Q: Are you aware of any references to “the skinny” prior to 1967? I was in the US Air Force then and provided an information sheet to briefers on data like runway length, aircraft, equipment, etc. The four-inch-wide sheet was known as “the skinny sheet,” and one of the briefers referred to its information as “the skinny.”
A: The earliest example we’ve found for “the skinny” used in this sense is from the 1932 Lucky Bag, the yearbook of the US Naval Academy:
“If you don’t get the skinny of things, Eddie can usually set you right” (from the entry for Harold Edward Baker, a cadet from Yakima, WA).
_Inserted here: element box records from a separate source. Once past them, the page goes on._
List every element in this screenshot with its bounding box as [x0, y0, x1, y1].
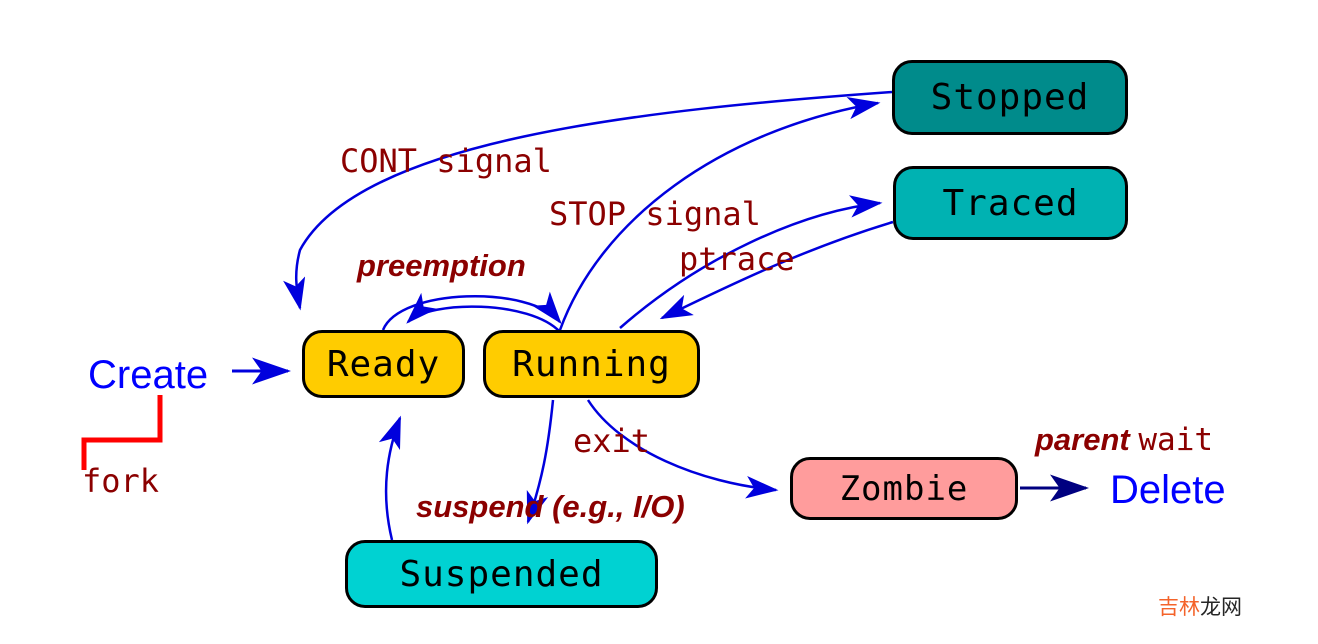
state-label-stopped: Stopped [930, 77, 1090, 118]
watermark-part-b: 龙网 [1200, 595, 1242, 619]
state-label-zombie: Zombie [839, 468, 969, 509]
edge-ready-to-running [381, 291, 562, 331]
fork-bracket [81, 395, 163, 470]
state-node-suspended[interactable]: Suspended [345, 540, 658, 608]
edge-label-ptrace: ptrace [679, 240, 795, 278]
terminal-create: Create [88, 353, 209, 397]
state-label-ready: Ready [326, 343, 441, 385]
state-node-stopped[interactable]: Stopped [892, 60, 1128, 135]
edge-label-exit: exit [573, 422, 651, 460]
edge-label-preemption: preemption [357, 248, 526, 283]
state-label-suspended: Suspended [399, 553, 604, 595]
state-node-zombie[interactable]: Zombie [790, 457, 1018, 520]
edge-label-suspend-io: suspend (e.g., I/O) [416, 489, 685, 524]
wait-word: wait [1138, 422, 1214, 458]
process-state-diagram: Ready Running Stopped Traced Zombie Susp… [0, 0, 1318, 644]
state-node-traced[interactable]: Traced [893, 166, 1128, 240]
edge-label-stop-signal: STOP signal [549, 195, 761, 233]
edge-label-cont-signal: CONT signal [340, 142, 552, 180]
state-label-traced: Traced [942, 182, 1079, 224]
edge-running-to-ready [406, 292, 561, 333]
watermark: 吉林龙网 [1158, 597, 1242, 618]
edge-label-parent-wait: parent wait [1035, 424, 1213, 456]
edge-label-fork: fork [82, 462, 160, 500]
state-label-running: Running [512, 343, 671, 385]
parent-word: parent [1035, 422, 1130, 457]
terminal-delete: Delete [1110, 468, 1226, 512]
edge-suspended-to-ready [378, 415, 402, 541]
state-node-running[interactable]: Running [483, 330, 700, 398]
state-node-ready[interactable]: Ready [302, 330, 465, 398]
watermark-part-a: 吉林 [1158, 595, 1200, 619]
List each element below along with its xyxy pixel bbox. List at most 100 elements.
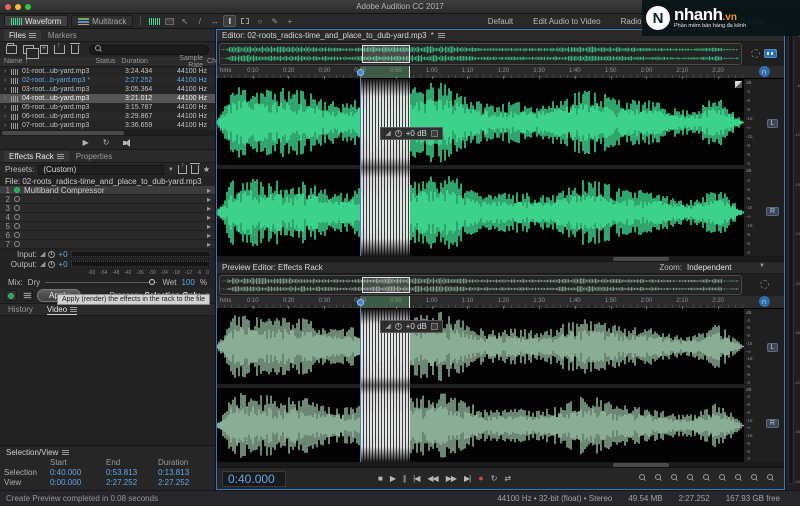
tab-effects-rack[interactable]: Effects Rack [4,151,69,162]
file-row[interactable]: ›03-root...ub-yard.mp33:05.36444100 Hz [0,85,215,94]
chevron-right-icon[interactable]: › [4,86,11,93]
wet-value[interactable]: 100 [182,278,195,287]
lasso-selection-tool-icon[interactable]: ○ [253,15,266,27]
overview-strip[interactable] [219,43,742,65]
tab-properties[interactable]: Properties [71,151,117,162]
power-icon[interactable] [14,196,20,202]
preset-select[interactable]: (Custom) [38,165,164,175]
favorite-star-icon[interactable]: ★ [203,165,210,174]
panel-menu-icon[interactable] [70,307,77,312]
file-row[interactable]: ›05-root...ub-yard.mp33:15.78744100 Hz [0,103,215,112]
play-button[interactable]: ▶ [390,475,395,483]
effect-slot[interactable]: 4▸ [0,213,215,222]
volume-hud[interactable]: ◢ +0 dB [380,127,443,140]
effect-slot[interactable]: 5▸ [0,222,215,231]
slot-arrow-icon[interactable]: ▸ [207,222,211,231]
move-tool-icon[interactable]: ↖ [178,15,191,27]
time-selection-tool-icon[interactable]: I [223,15,236,27]
gear-icon[interactable] [760,280,769,289]
preview-play-button[interactable]: ▶ [83,139,89,147]
mix-slider[interactable] [45,282,157,283]
delete-preset-icon[interactable] [191,165,199,174]
show-waveform-view-icon[interactable] [148,15,161,27]
levels-meter-panel[interactable]: 0-6-12-18-24-30-36-42-48-54 [785,29,800,490]
slot-arrow-icon[interactable]: ▸ [207,240,211,249]
power-icon[interactable] [14,214,20,220]
auto-play-speaker-icon[interactable] [123,139,132,147]
preview-right-channel-waveform[interactable] [217,388,744,463]
tab-video[interactable]: Video [47,305,77,315]
delete-file-icon[interactable] [71,45,79,54]
chevron-right-icon[interactable]: › [4,113,11,120]
panel-menu-icon[interactable] [57,154,64,159]
playhead-handle[interactable] [357,299,364,306]
slot-arrow-icon[interactable]: ▸ [207,231,211,240]
preview-volume-hud[interactable]: ◢ +0 dB [380,320,443,333]
playhead[interactable] [360,79,361,256]
zoom-reset-button[interactable] [670,474,679,483]
mix-slider-thumb[interactable] [149,279,155,285]
channel-badge-l[interactable]: L [767,343,779,352]
preview-waveform-display[interactable]: ◢ +0 dB [217,309,744,463]
preview-overview-selection[interactable] [362,277,411,293]
zoom-in-amplitude-button[interactable] [638,474,647,483]
right-channel-waveform[interactable] [217,169,744,256]
slot-arrow-icon[interactable]: ▸ [207,213,211,222]
rewind-button[interactable]: ◀◀ [427,475,437,483]
open-file-icon[interactable] [6,45,17,54]
skip-selection-button[interactable]: ⇄ [504,475,510,483]
playhead-handle[interactable] [357,69,364,76]
marquee-selection-tool-icon[interactable] [238,15,251,27]
rack-power-button[interactable] [5,290,17,301]
preview-overview-strip[interactable] [219,275,742,295]
loop-playback-button[interactable]: ↻ [491,475,497,483]
loop-preview-button[interactable]: ↻ [103,139,110,147]
effect-slot[interactable]: 6▸ [0,231,215,240]
effect-slot[interactable]: 1Multiband Compressor▸ [0,186,215,195]
overview-selection[interactable] [362,45,411,63]
channel-badge-r[interactable]: R [766,207,779,216]
power-icon[interactable] [14,187,20,193]
slip-tool-icon[interactable]: ↔ [208,15,221,27]
panel-menu-icon[interactable] [29,33,36,38]
file-row[interactable]: ›02-root...b-yard.mp3 *2:27.25244100 Hz [0,76,215,85]
pause-button[interactable]: || [403,475,405,483]
preview-playhead[interactable] [360,309,361,463]
tab-history[interactable]: History [8,305,33,314]
paintbrush-selection-tool-icon[interactable]: ✎ [268,15,281,27]
slot-arrow-icon[interactable]: ▸ [207,204,211,213]
files-search-input[interactable] [89,45,209,55]
show-spectral-display-icon[interactable] [163,15,176,27]
chevron-down-icon[interactable]: ▼ [168,167,174,173]
hud-gain-knob[interactable] [395,130,402,137]
file-row[interactable]: ›06-root...ub-yard.mp33:29.86744100 Hz [0,112,215,121]
panel-menu-icon[interactable] [62,450,69,455]
preview-left-channel-waveform[interactable] [217,309,744,384]
fast-forward-button[interactable]: ▶▶ [446,475,456,483]
zoom-in-time-button[interactable] [686,474,695,483]
zoom-to-selection-button[interactable] [718,474,727,483]
effect-slot[interactable]: 7▸ [0,240,215,249]
spot-healing-brush-tool-icon[interactable]: + [283,15,296,27]
time-display[interactable]: 0:40.000 [222,471,286,487]
chevron-right-icon[interactable]: › [4,95,11,102]
insert-into-multitrack-icon[interactable] [54,45,65,54]
new-file-icon[interactable] [40,45,48,54]
workspace-default[interactable]: Default [488,17,513,26]
slot-arrow-icon[interactable]: ▸ [207,195,211,204]
save-preset-icon[interactable] [178,165,187,174]
channel-badge-l[interactable]: L [767,119,779,128]
snapping-magnet-icon[interactable]: ∩ [759,296,770,307]
zoom-in-at-out-point-button[interactable] [750,474,759,483]
channel-badge-r[interactable]: R [766,419,779,428]
razor-tool-icon[interactable]: / [193,15,206,27]
slot-arrow-icon[interactable]: ▸ [207,186,211,195]
workspace-edit-audio-to-video[interactable]: Edit Audio to Video [533,17,600,26]
power-icon[interactable] [14,205,20,211]
chevron-right-icon[interactable]: › [4,68,11,75]
power-icon[interactable] [14,241,20,247]
timeline-ruler[interactable]: hms 0:100:200:300:400:501:001:101:201:30… [217,66,744,79]
gear-icon[interactable] [751,49,760,58]
file-row[interactable]: ›07-root...ub-yard.mp33:36.65944100 Hz [0,121,215,130]
tab-markers[interactable]: Markers [43,30,82,41]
The earliest citation in the Oxford English Dictionary is from The Rolling World, a 1938 autobiography by the adventurer and writer Richard Matthews Hallet:
“Had she really given me the skinny of an actual legend from the archives of her race, or was she wafting me the native poetry of her soul?”
The OED defines the expression this way: “slang (orig. and chiefly U.S.). With the. Detailed and esp. confidential information about a person or topic, ‘the low-down’; (also more generally) news, gossip.”
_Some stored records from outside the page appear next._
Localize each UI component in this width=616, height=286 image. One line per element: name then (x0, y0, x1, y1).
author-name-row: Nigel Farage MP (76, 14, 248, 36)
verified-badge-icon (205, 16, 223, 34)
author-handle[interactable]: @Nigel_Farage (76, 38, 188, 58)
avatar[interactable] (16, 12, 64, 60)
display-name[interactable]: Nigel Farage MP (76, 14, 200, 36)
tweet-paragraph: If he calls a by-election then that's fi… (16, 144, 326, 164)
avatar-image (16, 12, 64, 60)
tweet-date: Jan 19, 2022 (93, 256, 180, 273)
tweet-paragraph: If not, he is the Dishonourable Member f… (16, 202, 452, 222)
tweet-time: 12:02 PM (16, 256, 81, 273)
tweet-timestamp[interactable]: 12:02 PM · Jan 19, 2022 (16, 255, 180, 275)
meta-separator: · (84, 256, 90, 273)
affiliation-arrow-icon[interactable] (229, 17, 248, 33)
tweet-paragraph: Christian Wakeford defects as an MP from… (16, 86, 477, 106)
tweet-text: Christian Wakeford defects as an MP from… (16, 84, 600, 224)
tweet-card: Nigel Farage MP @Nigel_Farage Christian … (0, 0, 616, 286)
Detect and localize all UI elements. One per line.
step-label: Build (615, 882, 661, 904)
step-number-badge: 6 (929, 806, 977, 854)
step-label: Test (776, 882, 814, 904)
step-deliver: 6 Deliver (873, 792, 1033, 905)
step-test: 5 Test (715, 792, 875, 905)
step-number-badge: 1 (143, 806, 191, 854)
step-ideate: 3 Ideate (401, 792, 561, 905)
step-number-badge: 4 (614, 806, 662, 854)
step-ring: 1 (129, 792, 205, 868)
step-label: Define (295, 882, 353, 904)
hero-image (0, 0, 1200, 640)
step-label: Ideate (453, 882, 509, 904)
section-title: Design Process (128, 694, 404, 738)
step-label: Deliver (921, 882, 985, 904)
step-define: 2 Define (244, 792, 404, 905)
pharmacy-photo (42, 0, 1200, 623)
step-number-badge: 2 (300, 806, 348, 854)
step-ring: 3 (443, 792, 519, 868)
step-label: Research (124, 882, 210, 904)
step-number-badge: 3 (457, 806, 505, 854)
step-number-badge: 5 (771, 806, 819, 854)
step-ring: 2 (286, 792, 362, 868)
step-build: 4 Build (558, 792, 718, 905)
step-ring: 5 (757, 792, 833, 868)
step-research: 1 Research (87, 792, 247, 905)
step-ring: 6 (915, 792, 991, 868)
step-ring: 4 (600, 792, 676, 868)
The dictionary has one other pre-1967 citation for the usage, from The Big War, a 1957 novel by Anton Myrer: “I’ll cut you in on some hot skinnay.”
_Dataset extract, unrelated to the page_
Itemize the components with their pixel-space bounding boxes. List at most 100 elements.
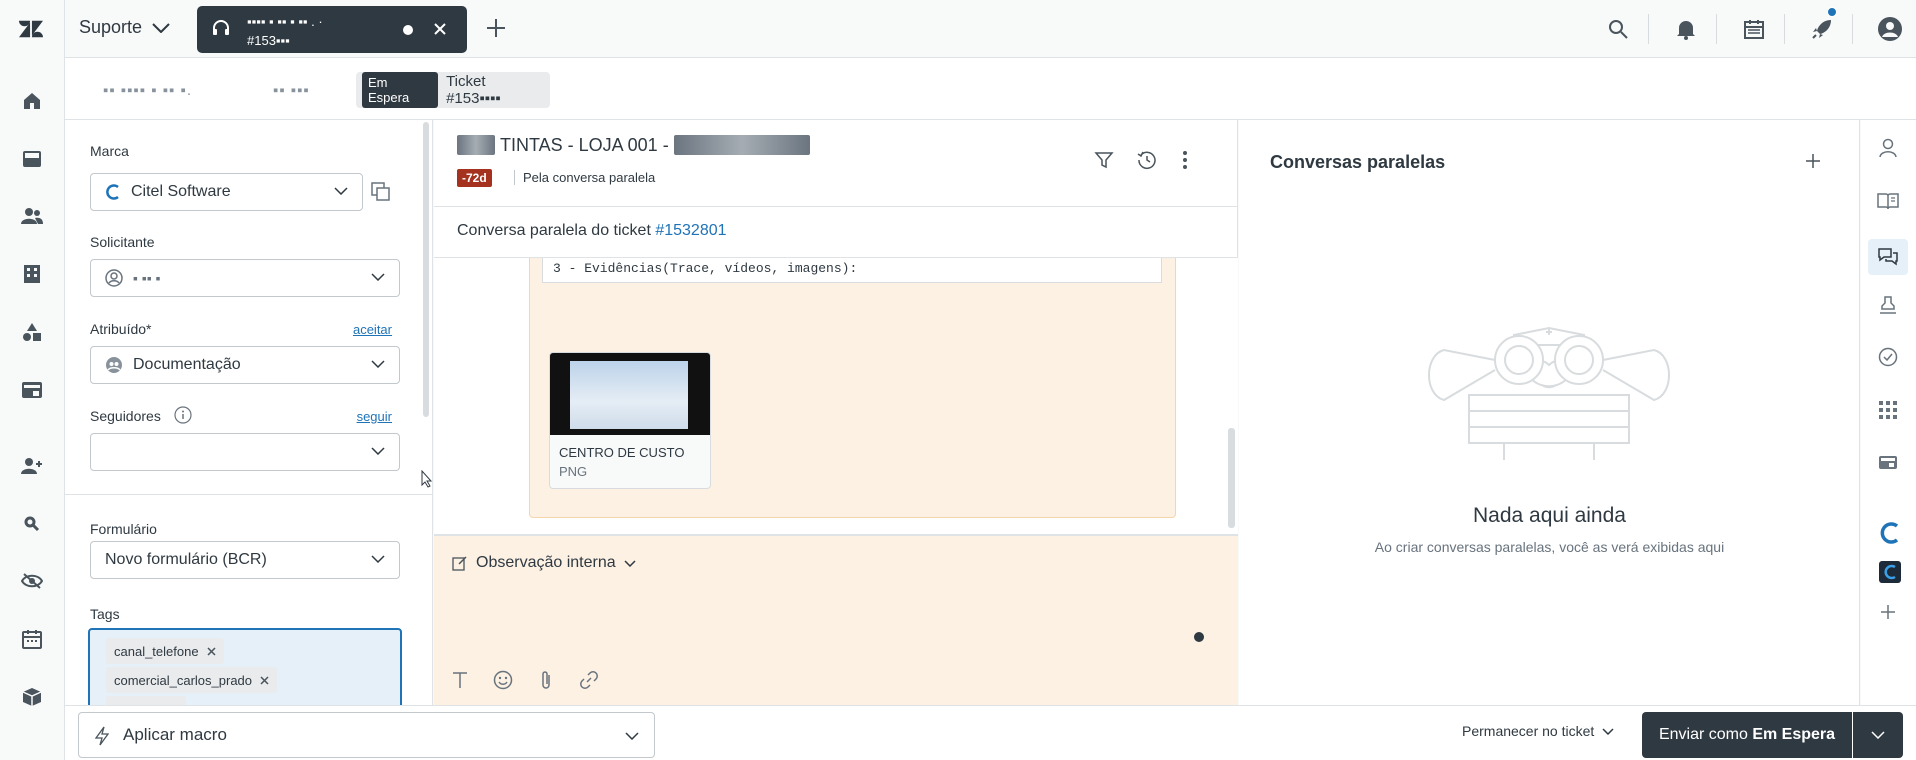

There’s no reliable explanation for the origin of this sense of “skinny,” as we wrote in a brief blog item on the subject in 2006.
But it’s been speculated that “to get down to the skinny” (that is, to get the essential information about something), was like getting down to the skin of an issue.
For what it’s worth, the Old Icelandic word skinna (a cousin of our “skin”) referred to a piece of parchment or vellum, perhaps influencing a couple of English usages related to information.
The old word may have given us “skin book,” a term that entered English in the 19th century with the meaning of a manuscript made of parchment or vellum.
And though it’s quite a stretch, an imaginative wordie might also see flakes of skinna in the 20th-century slang sense of “skin book” as a pornographic work.
The word “skinny,” by the way, didn’t refer to a scrawny person or animal when it entered English as an adjective around 1400.
The earliest citations in the OED use “skinny” to mean covered with skin, affecting the skin, looking like skin, and perhaps even having beautiful skin.
The colloquial sense of “skinny” as thin or lean didn’t show up until the early 1600s when Shakespeare used it in Macbeth: “Each at once her choppie finger laying Vpon her skinnie Lips.”